Of the 23 patients, 16 were men and 7 were women. Six (26%) patients had neutropenia, and 18 (90%) had tuberculosis, pancreatitis, or chronic kidney disease. Eight (34.7%) patients acquired the infection after surgery. Twelve patients used indwelling devices: 3 (15%) had a central venous catheter, 4 (20%) an endotracheal tube, 3 (15%) a drainage catheter, and 2 (10%) a urinary catheter.
We screened the hospital environment and the hands of healthcare workers for a possible source of C. viswanathii infection during the second time period. We could not isolate C. viswanathii from any of those samples from a total of 46 workers and 57 different environmental sites.

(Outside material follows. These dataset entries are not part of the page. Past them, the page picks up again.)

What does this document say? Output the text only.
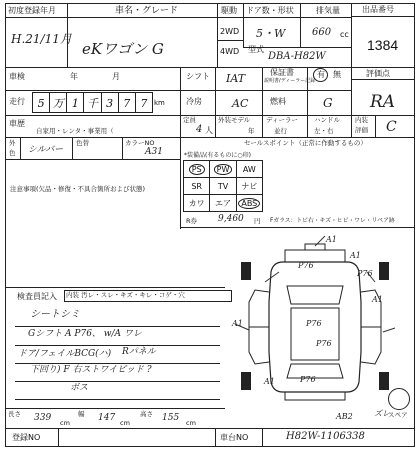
初度登録年月
H.21/11月
車名・グレード
eKワゴン G
駆動 ドア数・形状	排気量
2WD
4WD
5・W	660 cc
型式
DBA-H82W
出品番号
1384
車検	年	月	シフト IAT	保証書
説明書/ディーラー記録
有 無	評価点
RA
走行	5 万 1 千 3 7 7 km	冷房	AC	燃料	G
車歴
自家用・レンタ・事業用（
定員
4 人
外装モデル
年
ディーラー
並行
ハンドル
左・右
内装
評価 C
外
色 シルバー
色替	カラーNO
A31
セールスポイント（正常に作動するもの）
*装備品(有るものに○印)
PS	PW	AW
SR	TV	ナビ
カワ	エア	ABS
R券 9,460 円
注意事項(欠品・修復・不具合箇所および状態)
Fガラス：トビ右・キズ・ヒビ・ワレ・リペア跡
A1
P76
A1
P76
P76
A1
P76
A1
P76
A1
AB2	ズレ
スペア
検査員記入 内装 汚レ・スレ・キズ・キレ・コゲ・穴
シートシミ
Gシフト A P76、 w/A ワレ
ドア/フェイルBCG(ハ) Rパネル
下回り) F 右ストワイピッド ?
ボス
長さ 339 cm
幅 147 cm
高さ 155 cm
登録NO	車台NO	H82W-1106338
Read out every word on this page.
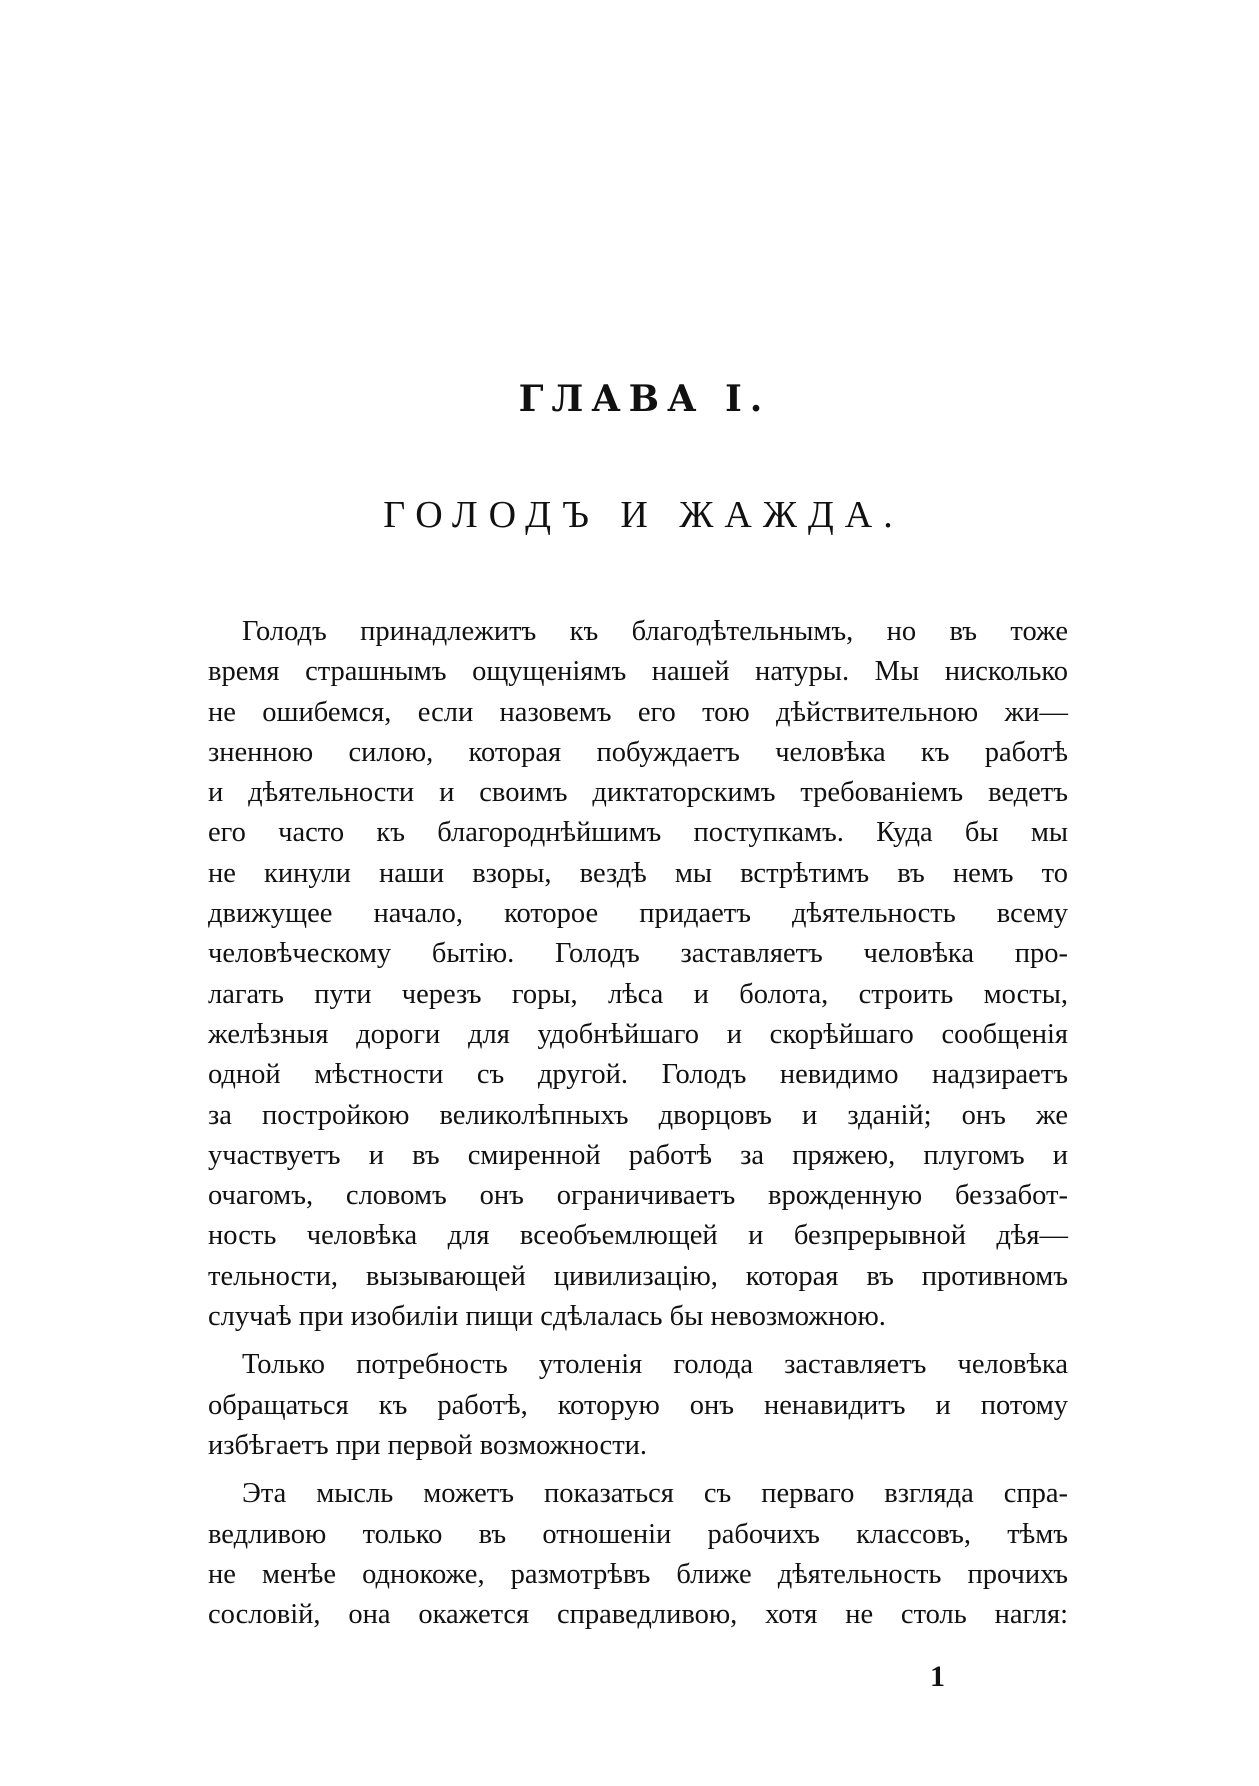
ГЛАВА I.
ГОЛОДЪ И ЖАЖДА.
Голодъ принадлежитъ къ благодѣтельнымъ, но въ тоже
время страшнымъ ощущеніямъ нашей натуры. Мы нисколько
не ошибемся, если назовемъ его тою дѣйствительною жи—
зненною силою, которая побуждаетъ человѣка къ работѣ
и дѣятельности и своимъ диктаторскимъ требованіемъ ведетъ
его часто къ благороднѣйшимъ поступкамъ. Куда бы мы
не кинули наши взоры, вездѣ мы встрѣтимъ въ немъ то
движущее начало, которое придаетъ дѣятельность всему
человѣческому бытію. Голодъ заставляетъ человѣка про-
лагать пути черезъ горы, лѣса и болота, строить мосты,
желѣзныя дороги для удобнѣйшаго и скорѣйшаго сообщенія
одной мѣстности съ другой. Голодъ невидимо надзираетъ
за постройкою великолѣпныхъ дворцовъ и зданій; онъ же
участвуетъ и въ смиренной работѣ за пряжею, плугомъ и
очагомъ, словомъ онъ ограничиваетъ врожденную беззабот-
ность человѣка для всеобъемлющей и безпрерывной дѣя—
тельности, вызывающей цивилизацію, которая въ противномъ
случаѣ при изобиліи пищи сдѣлалась бы невозможною.
Только потребность утоленія голода заставляетъ человѣка
обращаться къ работѣ, которую онъ ненавидитъ и потому
избѣгаетъ при первой возможности.
Эта мысль можетъ показаться съ перваго взгляда спра-
ведливою только въ отношеніи рабочихъ классовъ, тѣмъ
не менѣе однокоже, размотрѣвъ ближе дѣятельность прочихъ
сословій, она окажется справедливою, хотя не столь нагля:
1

Conventional methods failed to differentiate C. viswanathii and C. tropicalis. C. viswanathii assimilated sucrose and cellobiose but failed to assimilate trehalose and raffinose. C. tropicalis has a variable assimilation pattern for these sugars.
To identify the isolates, we performed matrix-assisted laser desorption/ionization time-of-flight mass spectroscopy using MALDI-TOF MS, version 3 (Bruker Daltonik GmbH, Bremen, Germany) and sequenced the D1/D2 region of a large subunit of ribosomal DNA (7,8). Because we could not identify C. viswanathii using the MALDI-TOF MS version 3 database, we updated the database in-house by adding sequence-proved isolates of C. viswanathii. We identified the isolates with a log score of >1.8 by using the modified database. The rDNA sequence of the isolates showed 100% similarity with the type strain of C. viswanathii ATCC 22981 (GenBank accession no. NG_054835.1) except for 1 isolate (99% similarity with type strain, accession no. MF682371). The molecular phylogenetic analysis revealed that 1 isolate (B-30815) had 1 nucleotide substitution (T to C), which was 1 of the 5 substitutions we observed in C. pseudoviswanathii while comparing it with C. viswanathii (9).

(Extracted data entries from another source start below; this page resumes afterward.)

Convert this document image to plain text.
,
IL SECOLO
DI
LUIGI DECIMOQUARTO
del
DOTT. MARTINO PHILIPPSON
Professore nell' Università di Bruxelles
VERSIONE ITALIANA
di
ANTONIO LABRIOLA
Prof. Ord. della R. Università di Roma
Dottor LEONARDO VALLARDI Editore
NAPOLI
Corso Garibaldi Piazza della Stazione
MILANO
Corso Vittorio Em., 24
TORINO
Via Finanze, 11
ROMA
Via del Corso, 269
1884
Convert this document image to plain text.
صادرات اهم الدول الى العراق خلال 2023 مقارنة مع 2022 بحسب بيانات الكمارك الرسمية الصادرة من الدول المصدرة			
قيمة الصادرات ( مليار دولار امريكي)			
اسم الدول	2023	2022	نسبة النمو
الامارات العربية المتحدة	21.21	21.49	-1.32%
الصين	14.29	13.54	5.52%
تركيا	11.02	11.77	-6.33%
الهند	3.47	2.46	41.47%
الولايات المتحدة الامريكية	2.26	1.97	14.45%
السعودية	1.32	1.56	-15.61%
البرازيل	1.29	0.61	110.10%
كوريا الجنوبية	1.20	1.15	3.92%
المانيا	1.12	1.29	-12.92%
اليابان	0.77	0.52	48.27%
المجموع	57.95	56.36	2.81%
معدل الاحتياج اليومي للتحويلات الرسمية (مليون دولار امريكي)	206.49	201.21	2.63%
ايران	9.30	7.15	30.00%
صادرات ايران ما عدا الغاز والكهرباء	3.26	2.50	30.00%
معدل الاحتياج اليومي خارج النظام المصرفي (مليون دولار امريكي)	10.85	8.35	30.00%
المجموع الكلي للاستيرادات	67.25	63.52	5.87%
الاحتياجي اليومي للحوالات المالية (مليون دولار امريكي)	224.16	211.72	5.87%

Amplified fragment-length polymorphism revealed a similarity coefficient of >90% of the isolates (Technical Appendix Figure) (7). The isolates from the first time period formed 2 clusters (cluster A and B); 1 isolate from the second period was also in cluster B. Isolates of the second time period had 3 major clusters (clusters C, D, and E) and had higher MICs for fluconazole.
We performed antifungal susceptibility testing for amphotericin B, fluconazole, itraconazole, voriconazole, posaconazole, caspofungin, anidulafungin, and micafungin by the microbroth dilution method recommended by the Clinical and Laboratory Standards Institute (10). After incubating the plates for 24 h at 37°C, we took a visual reading to determine the MICs. The isolates of the second time period had higher MICs (MIC50 64 μg/mL, MIC90 64 μg/mL) for fluconazole compared with the isolates of the first period (MIC50 1 μg/mL, MIC90 1 μg/mL). We also recorded higher MICs (MIC50 1 μg/mL, MIC90 2 μg/mL) for voriconazole for the isolates of the second period (Table).

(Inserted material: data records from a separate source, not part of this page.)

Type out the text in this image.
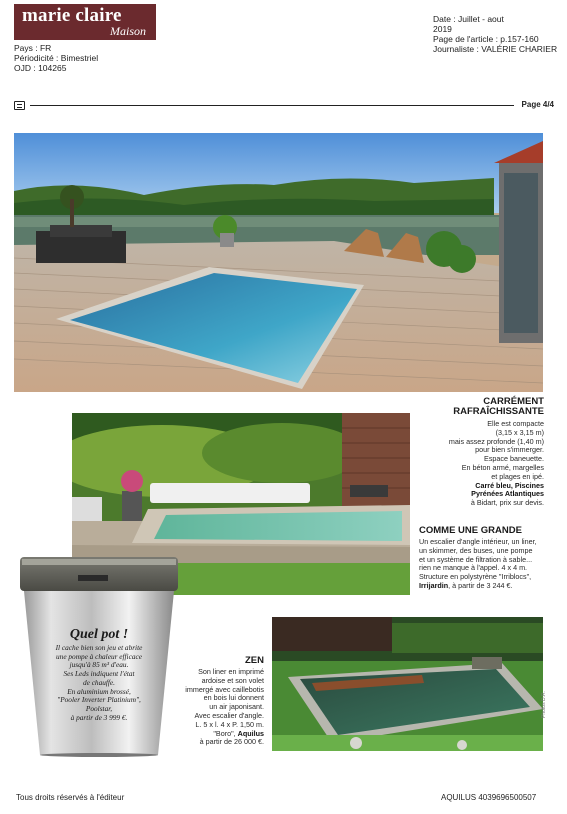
marie claire
Maison
Pays : FR
Périodicité : Bimestriel
OJD : 104265
Date : Juillet - aout
2019
Page de l'article : p.157-160
Journaliste : VALÉRIE CHARIER
Page 4/4
Photos D.R.
Quel pot !
Il cache bien son jeu et abrite
une pompe à chaleur efficace
jusqu'à 85 m³ d'eau.
Ses Leds indiquent l'état
de chauffe.
En aluminium brossé,
"Pooler Inverter Platinium",
Poolstar,
à partir de 3 999 €.
CARRÉMENT
RAFRAÎCHISSANTE
Elle est compacte
(3,15 x 3,15 m)
mais assez profonde (1,40 m)
pour bien s'immerger.
Espace baneuette.
En béton armé, margelles
et plages en ipé.
Carré bleu, Piscines
Pyrénées Atlantiques
à Bidart, prix sur devis.
COMME UNE GRANDE
Un escalier d'angle intérieur, un liner,
un skimmer, des buses, une pompe
et un système de filtration à sable...
rien ne manque à l'appel. 4 x 4 m.
Structure en polystyrène "Irriblocs",
Irrijardin, à partir de 3 244 €.
ZEN
Son liner en imprimé
ardoise et son volet
immergé avec caillebotis
en bois lui donnent
un air japonisant.
Avec escalier d'angle.
L. 5 x l. 4 x P. 1,50 m.
"Boro", Aquilus
à partir de 26 000 €.
Tous droits réservés à l'éditeur	AQUILUS 4039696500507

In conclusion, our study showed multiple clusters of C. viswanathii causing invasive infections in patients with neutropenia and chronic diseases at a single healthcare center in India. We could not trace the source of the agent. Conventional identification methods could not differentiate the isolates from those of C. tropicalis. The high MICs for fluconazole among the isolates from the second time period also raise concerns about possible antifungal resistance.
Mr. Shankarnarayan is a PhD student in the Department of Medical Microbiology, PGIMER, Chandigarh, India. His doctoral focus is on evaluating the dynamics of invasive Candida infections among hospitalized patients.